The big one turns and swings at the giant. He catches the punch in his hand like he’s catching a baseball. He squeezes. I hear knuckles pop. Then he drives his other fist into the man’s face and the man sits right down on the floor like his legs stopped working.

Now there’s two men left. They’re scrambling backward but there’s nowhere to go because coming through the door behind the giant is a cop. I see him from the floor through tears and blood. And even from down here, beaten and bleeding, some part of my brain stops to look.

He’s tall. Over six feet. Blonde hair cut short, shoulders broad enough to block the light behind him. He’s wearing a dark green sheriff’s uniform. He doesn’t ask what’s happening or hesitate.

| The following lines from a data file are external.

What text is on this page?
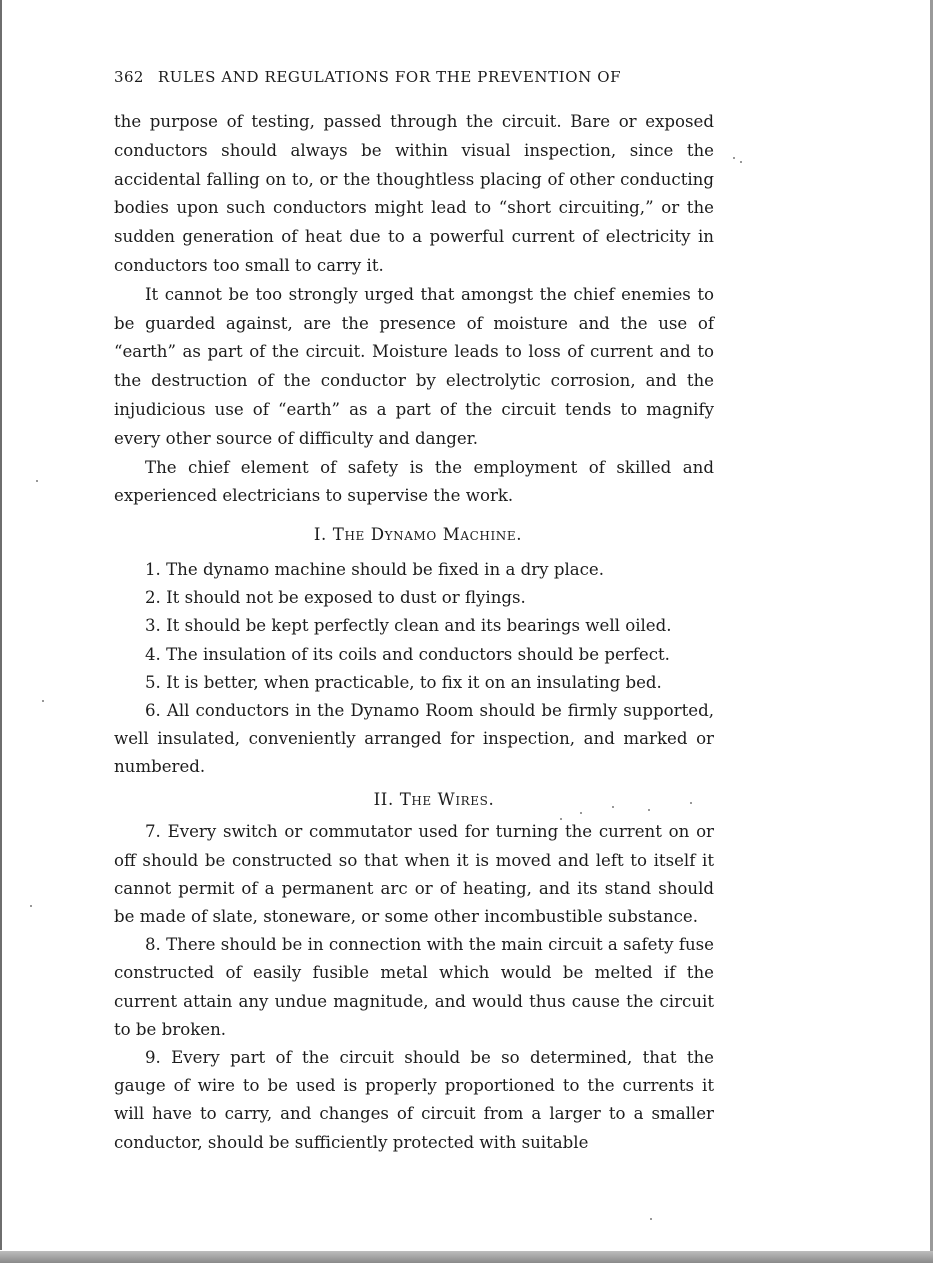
362 RULES AND REGULATIONS FOR THE PREVENTION OF

the purpose of testing, passed through the circuit. Bare or exposed conductors should always be within visual inspection, since the accidental falling on to, or the thoughtless placing of other conducting bodies upon such conductors might lead to “short circuiting,” or the sudden generation of heat due to a powerful current of electricity in conductors too small to carry it.

It cannot be too strongly urged that amongst the chief enemies to be guarded against, are the presence of moisture and the use of “earth” as part of the circuit. Moisture leads to loss of current and to the destruction of the conductor by electrolytic corrosion, and the injudicious use of “earth” as a part of the circuit tends to magnify every other source of difficulty and danger.

The chief element of safety is the employment of skilled and experienced electricians to supervise the work.

I. The Dynamo Machine.

1. The dynamo machine should be fixed in a dry place.

2. It should not be exposed to dust or flyings.

3. It should be kept perfectly clean and its bearings well oiled.

4. The insulation of its coils and conductors should be perfect.

5. It is better, when practicable, to fix it on an insulating bed.

6. All conductors in the Dynamo Room should be firmly supported, well insulated, conveniently arranged for inspection, and marked or numbered.

II. The Wires.

7. Every switch or commutator used for turning the current on or off should be constructed so that when it is moved and left to itself it cannot permit of a permanent arc or of heating, and its stand should be made of slate, stoneware, or some other incombustible substance.

8. There should be in connection with the main circuit a safety fuse constructed of easily fusible metal which would be melted if the current attain any undue magnitude, and would thus cause the circuit to be broken.

9. Every part of the circuit should be so determined, that the gauge of wire to be used is properly proportioned to the currents it will have to carry, and changes of circuit from a larger to a smaller conductor, should be sufficiently protected with suitable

“Bay County Sheriff’s Office,” he yells out. “Everybody on the ground. Now.”

The giant has two of them handled. The cop grabs one of the remaining two by the arm, spins him, and pins him face-first into the wall.

He’s professional and fast. The last guy, the youngest one, mid-twenties, wiry, the one who’s been hanging back the whole time, puts his hands up and drops to his knees.

It’s over. Thank fuck.

The whole thing, from the giant coming around the corner to the last man on the floor, has taken maybe a minute or less. The hallway is a wreck of bodies and cracked drywall. The noise from the bar is starting to filter back in, muffled and distant, a different world from this one.

The cop is quickly cuffing the man against the wall. The giant turns to check on me and that’s when I see it. The young one on his knees. The one nobody’s watching. He’s holding his right hand up, but his left hand is drifting down toward his jacket.

The cop turns his head. One snap of his chin to the right, eyes locking on the movement, and everything that happens next happens in less than a second.

He drops the man he’s cuffing and steps between me and the man on the floor.

One fucking step.

He doesn’t reach for his own weapon. He doesn’t yell. He just moves and plants himself there.

The sound is the loudest thing I’ve ever heard in my life.

The gunshot comes from inside the jacket. The guy’s hand is still in his pocket when the gun goes off. A concealed gun in a side pocket that his drunk, panicked hand went reaching for and found.

The cop’s body slams backward straight into mine. His heavy weight crashes into me and drives me flat against the floor. The back of his head hits my shoulder. His weight pins me and I can’t breathe.

I can’t move and there’s wet heat spreading across my stomach, soaking through my shirt, soaking through my jeans. Blood. His blood is pouring onto me and I’m pinned beneath him on the dirty floor. His body is shuddering against mine with every breath he tries to take.